Founded in 1921 by Sarat Chandra Roy, Man in India was an anthropological journal published in the quarters January–March, April–June, July–September and October–December. The journal published articles, notes, communications and book reviews, and became an important publication for anthropology, archaeology, linguistics and folk-culture.

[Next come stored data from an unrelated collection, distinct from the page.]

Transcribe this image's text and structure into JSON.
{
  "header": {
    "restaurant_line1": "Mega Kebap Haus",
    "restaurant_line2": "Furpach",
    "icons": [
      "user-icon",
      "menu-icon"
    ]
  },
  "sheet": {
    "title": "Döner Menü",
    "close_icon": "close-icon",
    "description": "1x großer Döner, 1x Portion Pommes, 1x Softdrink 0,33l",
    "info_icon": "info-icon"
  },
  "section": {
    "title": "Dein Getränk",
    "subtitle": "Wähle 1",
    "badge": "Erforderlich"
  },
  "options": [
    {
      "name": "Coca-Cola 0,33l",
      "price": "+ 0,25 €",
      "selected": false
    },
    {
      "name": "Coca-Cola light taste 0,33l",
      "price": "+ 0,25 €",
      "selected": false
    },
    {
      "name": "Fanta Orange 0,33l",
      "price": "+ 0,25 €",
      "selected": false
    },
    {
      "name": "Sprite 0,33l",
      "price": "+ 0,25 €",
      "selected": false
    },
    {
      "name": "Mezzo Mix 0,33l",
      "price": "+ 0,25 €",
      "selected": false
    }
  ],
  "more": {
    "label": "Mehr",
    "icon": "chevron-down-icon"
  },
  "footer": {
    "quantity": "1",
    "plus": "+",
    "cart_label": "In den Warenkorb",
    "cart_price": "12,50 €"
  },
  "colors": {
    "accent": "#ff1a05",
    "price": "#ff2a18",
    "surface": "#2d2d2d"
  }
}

Published articles included Jyotirmoyee Sarma’s ‘Formal & Informal Relations in the Hindu Joint Household of Bengal’; Maheswar Neog’s ‘AI, The Small-pox Goddess of Assam’; B.S. Sharma’s ‘Tribal Welfare’; Brind Bihari Verma’s ‘Dermatoglyphic Study of Fingers among Uraons of Choto Nagpur’; M.N. Basu’s ‘Somatometry of the Parois of Jessore’; N.K. Shyam Chaudhuri’s ‘The Enumeration and Treatment of Tribes in the Indian Census’; D.H. Gordon’s ‘Indian Anthropology in Current Literature’; K.P. Chattopadhyay’s ‘Tribal Education’; and Khagendra Nath Sen and Lalit Sen’s ‘Sex Life of Refugees in a Transit Camp’.
The journal published conference reports; for example, it brought out a report on the conference for tribal welfare that comprised anthropologists, social workers connected with tribal welfare, tribal members of Central and State Legislatures and government representatives, held in Delhi in June 1952.